Small Molecule Replacements for Transcription Factors
We will leverage ML to design replacements for transcription factors implicated in longevity and cellular reprogramming. Numerous genes and transcription factors have been identified by other groups that can be used for cellular reprogramming or longevity extension (e.g. Yamanaka factors). Transcription factors exert their effects via interaction with a large set of other genes/proteins, giving them an edge over small molecule therapeutics developed with traditional, single-target approaches.
Project Team
Project Status
Funding Opportunity
Background
However, transcription factors are poor therapeutic candidates due to their ADME-T properties and likelihood to produce adverse events such as tumor formation. Our group recently developed an ML-based small molecule design pipeline which takes thousands of on-, off-, and non- targets into account simultaneously. We have already utilized this to produce attractive candidate replacements for various transcription factors implicated in aging/reprogramming such as Sox2, KLF6, Oct4, etc. We are currently looking to validate the efficacy of our most prospective designed compounds for transcription factor replacement in vivo and in vitro. Following the validation of a few top designs, we will pursue composition of matter patents for our novel chemical entities.
Project Details
We embrace a proteomic approach to drug discovery, which, in addition to giving us an advantage over competitors with single-target pipelines that do not initially account for ADME-T and off-target interactions, is necessary for modulating the myriad of genes/proteins implicated in longevity.
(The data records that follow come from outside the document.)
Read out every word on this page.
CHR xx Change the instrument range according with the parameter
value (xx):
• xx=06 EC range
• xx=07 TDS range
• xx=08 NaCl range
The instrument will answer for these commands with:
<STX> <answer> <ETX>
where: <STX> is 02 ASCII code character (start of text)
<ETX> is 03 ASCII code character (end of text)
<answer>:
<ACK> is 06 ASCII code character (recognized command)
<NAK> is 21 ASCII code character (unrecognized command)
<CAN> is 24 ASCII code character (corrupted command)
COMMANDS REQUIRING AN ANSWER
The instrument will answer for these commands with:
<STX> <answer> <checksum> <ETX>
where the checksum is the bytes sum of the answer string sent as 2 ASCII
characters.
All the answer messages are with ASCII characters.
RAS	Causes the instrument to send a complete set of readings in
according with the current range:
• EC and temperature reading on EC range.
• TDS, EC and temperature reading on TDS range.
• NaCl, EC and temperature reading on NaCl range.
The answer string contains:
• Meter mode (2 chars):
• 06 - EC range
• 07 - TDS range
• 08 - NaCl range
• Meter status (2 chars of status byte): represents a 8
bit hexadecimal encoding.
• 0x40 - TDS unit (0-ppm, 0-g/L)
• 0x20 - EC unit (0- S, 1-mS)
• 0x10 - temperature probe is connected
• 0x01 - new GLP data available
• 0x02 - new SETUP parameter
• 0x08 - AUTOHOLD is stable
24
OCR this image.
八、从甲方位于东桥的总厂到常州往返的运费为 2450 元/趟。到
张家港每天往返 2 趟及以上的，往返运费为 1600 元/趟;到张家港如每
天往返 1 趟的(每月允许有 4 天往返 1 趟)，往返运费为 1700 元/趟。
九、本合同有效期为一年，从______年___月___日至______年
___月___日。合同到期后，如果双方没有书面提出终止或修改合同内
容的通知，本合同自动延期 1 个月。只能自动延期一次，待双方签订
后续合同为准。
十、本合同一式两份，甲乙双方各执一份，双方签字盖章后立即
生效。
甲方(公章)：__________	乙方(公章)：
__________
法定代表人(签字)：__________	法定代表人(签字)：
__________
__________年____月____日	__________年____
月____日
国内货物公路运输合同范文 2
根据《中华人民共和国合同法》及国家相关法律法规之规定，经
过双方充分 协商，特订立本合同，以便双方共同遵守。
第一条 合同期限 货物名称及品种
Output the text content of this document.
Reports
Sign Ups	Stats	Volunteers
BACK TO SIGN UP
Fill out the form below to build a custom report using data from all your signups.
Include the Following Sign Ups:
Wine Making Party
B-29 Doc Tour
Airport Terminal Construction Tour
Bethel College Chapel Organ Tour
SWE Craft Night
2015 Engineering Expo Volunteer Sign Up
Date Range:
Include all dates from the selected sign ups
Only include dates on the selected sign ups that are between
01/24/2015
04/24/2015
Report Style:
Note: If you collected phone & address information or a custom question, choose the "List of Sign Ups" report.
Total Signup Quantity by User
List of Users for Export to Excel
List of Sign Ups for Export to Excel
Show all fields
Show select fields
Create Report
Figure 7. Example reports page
Also, small molecules offer many advantages with respect to ADME-T and logistics that transcription factors and biologics do not. Through the NSF-sponsored I-Corps program, I interviewed numerous executives at biotech and pharmaceutical companies in longevity biotech, and found an overwhelming number of them struggling to develop biologics such as transcription factors due to poor efficacy in vivo. Solving the ADME-T problem of these biologics whilst also maintaining their in vitro efficacy by replacing them with small molecules appeared to be of utmost importance to the space.